Hi all, new to ElasticSearch and I have made good progress with a number of queries I am looking to execute. However one seems to elude me.

I have the following document structure.

{
  "resourceId": 101,
  "sourceId": 201,
  "sourceTypeId": 301,
  "attributeId": 401,
  "term": "The cat sat on the mat"
}

There can exist multiple documents with the same resourceId but never a document with the same attributeId and resourceId (my composite key).
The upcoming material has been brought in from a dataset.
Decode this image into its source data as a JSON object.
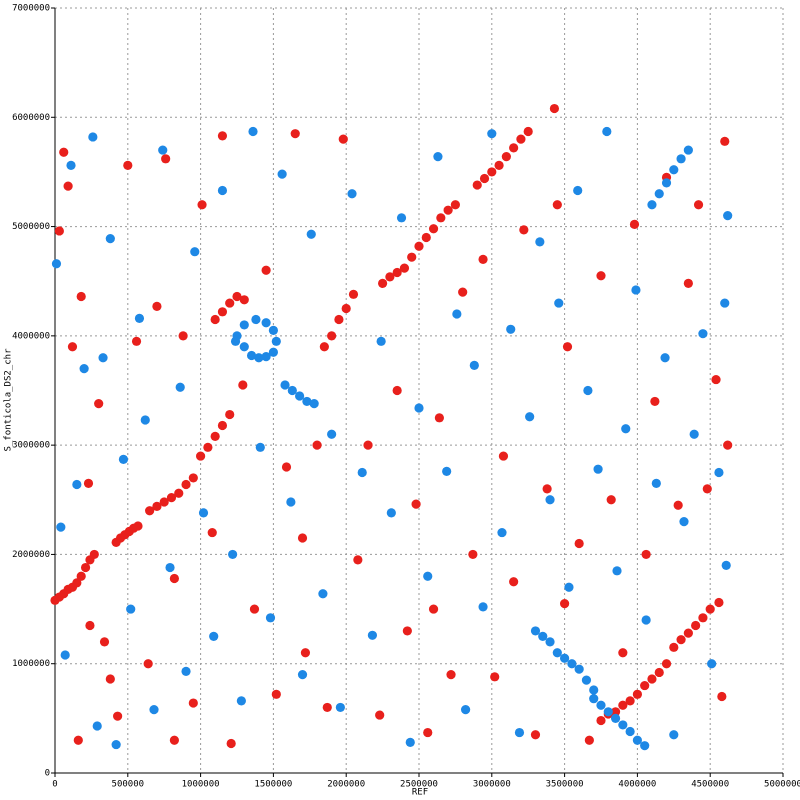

I am currently running this query to get me all results that match a sourceTypeId and attributeId (or number of them) and a search term:

{
  "size": 20,
  "from": 0,
  "query" : {
    "bool": {
      "filter": [ {
        "terms": {
          "sourceTypeId": [ 1000150 ]
        }
      }, {
        "terms": {
          "attributeId": [ 1000697 ]
        }
      } ],
      "must": {
        "fuzzy": { "term": "cat" }
      }
    }
  }
}

However I get duplicate resource id's which is to be expected, how would I go about extending this to return only documents with a distinct resourceId?

I am using AWS ElasticSearch so am locked to version 2.3 if that helps.


(Craig McNicholas) #2

Realized I might need more data for people to help out, so given this example set of documents:

{
  "resourceId": 101,
  "sourceId": 201,
  "sourceTypeId": 301,
  "attributeId": 401,
  "term": "The cat sat on the mat"
}, {
  "resourceId": 101,
  "sourceId": 201,
  "sourceTypeId": 301,
  "attributeId": 402,
  "term": "Fat"
}, {
  "resourceId": 102,
  "sourceId": 201,
  "sourceTypeId": 301,
  "attributeId": 401,
  "term": "Prat"
}, {
  "resourceId": 102,
  "sourceId": 201,
  "sourceTypeId": 301,
  "attributeId": 402,
  "term": "Double drat!"
}, {
  "resourceId": 103,
  "sourceId": 201,
  "sourceTypeId": 301,
  "attributeId": 404,
  "term": "Nothing fits here"
}

I want to fuzzy query on the field "term" for the text "at" and return the following resource id's:

[ 101, 102 ]

I need to be able to paginate over this data too as there are potentially thousands of distinct resource id's that will match.

So I believe I want some sort of size/from support once the query has been made and the documents have been made distinct. Hope that's clearer?


(system) #3

This topic was automatically closed 28 days after the last reply. New replies are no longer allowed.